By Annette Santos
HOUSTON — Roland Hernandez is your average working-class American. He works full time, six days a week, sometimes up to 12 hours a day.
As a repair man, he is comfortable speaking to people of all educational backgrounds and has traveled through several Houston neighborhoods — the rich, the poor and those in between.
It was in through his line of work that he discovered a need for social change. Through conversations with disabled war veterans and the elderly, he came up with an idea to save social security and better assist returning veterans, something he says Republicans would favor.
“The problem is the federal government is broke,” said Hernandez. “There is no money, so I found a solution.”
An immigration reform is the solution, he said.
“I created an immigration reform bill that is going to create a lot of money for the nation, so much money that we can help provide for the needs of the elderly and disabled war veterans,” Hernandez said.
Hernandez plans to ask Congress for a one-year grace period where immigrants will be granted a temporary work visa. The revenue will come straight from the work visas, which is a selling point for both major political parties.

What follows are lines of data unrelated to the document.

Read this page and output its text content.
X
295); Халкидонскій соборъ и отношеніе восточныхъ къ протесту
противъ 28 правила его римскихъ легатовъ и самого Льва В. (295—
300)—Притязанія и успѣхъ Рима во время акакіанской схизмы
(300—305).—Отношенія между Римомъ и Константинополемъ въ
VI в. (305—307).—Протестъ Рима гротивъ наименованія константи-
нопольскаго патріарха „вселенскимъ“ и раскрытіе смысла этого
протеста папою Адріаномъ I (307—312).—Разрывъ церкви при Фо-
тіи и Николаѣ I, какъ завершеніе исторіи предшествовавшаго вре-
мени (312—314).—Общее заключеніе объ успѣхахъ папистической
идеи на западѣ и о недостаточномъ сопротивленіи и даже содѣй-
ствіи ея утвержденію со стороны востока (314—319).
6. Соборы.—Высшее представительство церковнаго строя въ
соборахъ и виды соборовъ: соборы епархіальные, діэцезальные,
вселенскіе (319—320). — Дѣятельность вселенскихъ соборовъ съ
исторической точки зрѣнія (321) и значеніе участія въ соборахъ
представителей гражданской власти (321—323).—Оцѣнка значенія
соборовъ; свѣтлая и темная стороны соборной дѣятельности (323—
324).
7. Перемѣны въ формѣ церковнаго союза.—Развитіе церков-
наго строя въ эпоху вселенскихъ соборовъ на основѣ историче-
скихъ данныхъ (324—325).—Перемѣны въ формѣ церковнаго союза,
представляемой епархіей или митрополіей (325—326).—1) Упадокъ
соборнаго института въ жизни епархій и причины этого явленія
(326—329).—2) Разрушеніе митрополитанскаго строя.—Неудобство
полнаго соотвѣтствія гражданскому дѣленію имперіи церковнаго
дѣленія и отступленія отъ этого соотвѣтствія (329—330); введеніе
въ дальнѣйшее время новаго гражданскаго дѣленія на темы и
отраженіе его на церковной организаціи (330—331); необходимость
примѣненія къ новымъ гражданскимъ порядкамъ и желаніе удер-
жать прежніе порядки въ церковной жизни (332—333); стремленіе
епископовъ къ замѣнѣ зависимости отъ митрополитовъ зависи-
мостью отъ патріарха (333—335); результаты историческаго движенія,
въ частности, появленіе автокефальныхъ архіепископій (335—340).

“It’s not going to come out of the federal government’s pocket; it’s not going to come out of the tax payers’ pocket; the immigrant is going to pay for it,” he said.
Local state governments, he said, would benefit with creation of new jobs, if such visa were every allowed for temporary citizenship. The economy would experience a boost and perhaps raise enough money to pay for the national debt, he said.
The pricing of the work visas, according to Hernandez, would depend on age and marital status. He said buying work visas are a safer alternative to “coyotes,” smugglers who warrant no guarantees. His focus is to inform the public of his idea. He says the only way to pass his proposal would be by unifying supporters.